On the first night in their new home, Brittani Salyers’s two daughters asked if they could all sleep together in their mother’s bed. They felt lonely and uneasy in the house, and needed the reassurance of a familiar sleeping arrangement. Brittani and her girls had spent five years sharing one bedroom in Brittani’s grandmother’s house, long enough that the girls didn’t remember it ever being any other way. The luxury of having their own, individual rooms took some getting used to.
Almost a year later, the girls have settled in just fine, with plenty of the “stay out of my room!” bickering that one might expect from sisters. One of the reasons they were able to adapt so quickly was the love and care given to the family by the Moyock Woman’s Club of Currituck County. The Club, which will celebrate its 100th anniversary in 2023, is made up of women mostly in their 30s and 40s, and mostly mothers, just like Brittani. When the members found out about the Habitat home being rehabbed in Currituck, they knew they wanted to find a way to help. And after they met and saw the gratitude and hard work of Brittani and her daughters, they ended up helping in a big way.

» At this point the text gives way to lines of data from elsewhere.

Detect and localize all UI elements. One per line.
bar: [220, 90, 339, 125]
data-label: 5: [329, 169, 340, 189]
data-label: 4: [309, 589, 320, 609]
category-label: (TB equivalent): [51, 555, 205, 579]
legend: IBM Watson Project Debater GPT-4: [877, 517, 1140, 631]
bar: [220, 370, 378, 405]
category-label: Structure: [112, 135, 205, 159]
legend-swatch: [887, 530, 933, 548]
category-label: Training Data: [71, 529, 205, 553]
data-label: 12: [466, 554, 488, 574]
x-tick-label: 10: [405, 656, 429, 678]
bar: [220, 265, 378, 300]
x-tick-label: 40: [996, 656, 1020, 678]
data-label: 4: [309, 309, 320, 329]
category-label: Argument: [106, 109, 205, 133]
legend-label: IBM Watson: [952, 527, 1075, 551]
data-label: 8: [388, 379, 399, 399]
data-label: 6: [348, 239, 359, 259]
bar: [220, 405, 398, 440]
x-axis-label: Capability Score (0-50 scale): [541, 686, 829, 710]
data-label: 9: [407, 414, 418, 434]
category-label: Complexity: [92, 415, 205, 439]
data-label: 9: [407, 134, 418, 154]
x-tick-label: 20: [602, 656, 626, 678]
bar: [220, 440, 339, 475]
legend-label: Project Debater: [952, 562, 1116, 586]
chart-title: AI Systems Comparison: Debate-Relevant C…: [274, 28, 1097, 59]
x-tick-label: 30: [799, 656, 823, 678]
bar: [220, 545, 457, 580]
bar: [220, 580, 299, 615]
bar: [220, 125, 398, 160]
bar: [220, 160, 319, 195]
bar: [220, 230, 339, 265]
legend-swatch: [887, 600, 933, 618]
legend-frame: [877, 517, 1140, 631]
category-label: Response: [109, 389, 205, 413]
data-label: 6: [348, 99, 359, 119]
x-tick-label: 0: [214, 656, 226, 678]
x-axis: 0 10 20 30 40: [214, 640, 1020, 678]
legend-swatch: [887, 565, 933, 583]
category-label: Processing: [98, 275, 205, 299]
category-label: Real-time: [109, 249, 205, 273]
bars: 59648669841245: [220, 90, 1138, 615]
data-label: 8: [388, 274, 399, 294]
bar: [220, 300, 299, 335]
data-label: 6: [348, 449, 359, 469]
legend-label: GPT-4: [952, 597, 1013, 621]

The Currituck home is a part of the SECU “Mountains to the Sea” Challenge, a partnership between Habitat for Humanity of North Carolina and the SECU Foundation to build or rehab a home in each of North Carolina’s 100 counties. SECU has pledged $10 million to buy the zero-interest mortgages from the Habitat affiliates after a home is completed so that another new home can get underway. In counties that are not currently served by a Habitat affiliate, such as Currituck, Habitat NC has stepped in to build or rehab a house. In total, the state support organization will have taken responsibility for 18 of the 100 counties.

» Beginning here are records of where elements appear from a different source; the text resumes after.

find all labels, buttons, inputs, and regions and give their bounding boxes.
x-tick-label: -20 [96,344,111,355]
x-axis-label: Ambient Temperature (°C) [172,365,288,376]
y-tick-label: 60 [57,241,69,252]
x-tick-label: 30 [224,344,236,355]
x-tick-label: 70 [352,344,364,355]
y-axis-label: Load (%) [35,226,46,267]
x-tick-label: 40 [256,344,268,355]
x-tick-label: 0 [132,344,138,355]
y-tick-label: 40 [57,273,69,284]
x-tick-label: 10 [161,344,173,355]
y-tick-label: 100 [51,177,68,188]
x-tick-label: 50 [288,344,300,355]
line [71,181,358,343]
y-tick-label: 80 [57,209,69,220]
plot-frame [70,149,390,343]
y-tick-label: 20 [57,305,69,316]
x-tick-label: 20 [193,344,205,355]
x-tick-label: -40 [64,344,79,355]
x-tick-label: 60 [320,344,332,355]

The President of the Woman’s Club, Joanna Brumsey, led the effort to help the Salyers family get settled into their new home. The Club made sure the house was fully furnished by the time Brittani moved in, with the club members divvying up rooms to paint and decorate amongst themselves. “Brittani is working hard and they’re all so grateful,” Joanna said. “When someone is helping themselves, it makes you want to help them… I’ve been involved in nonprofits forever and I’ve never seen people so appreciative.” The group started to think of the girls as family, and they felt like they were a part of the house, too. When the time came for them to move in, Joanna told Brittani “‘We’re going to keep taking care of you’… I don’t know if she believed me then, but I think now she knows she’s stuck with us.”
The Club brought the girls goodies for Halloween and adopted the family for Christmas that year. Then came Valentine’s candy, Easter baskets, a bag of beach supplies for the summer, and back-to-school supplies in the fall. When asked about the Woman’s Club, Brittani has nothing but gratitude: “They’re the best!”
The support and security that have come from this Habitat house have made a world of difference for Brittani. Since moving in, she has been promoted to Store Operations Manager at the CVS where she works. Because she knew that she and her daughters had a safe, comfortable home with an affordable monthly mortgage payment, Brittani says, she could focus on other things, like her work, which helped her excel and get her promotion. She is amazed by the way doors have opened since getting her home. “I never thought just having a house could have helped me so much with reaching my goals,” she said. Brittani’s story is a valuable lesson in the strength each of us gains from community and its capacity to help us thrive. Affordable housing opens doors beyond the one leading into the living room.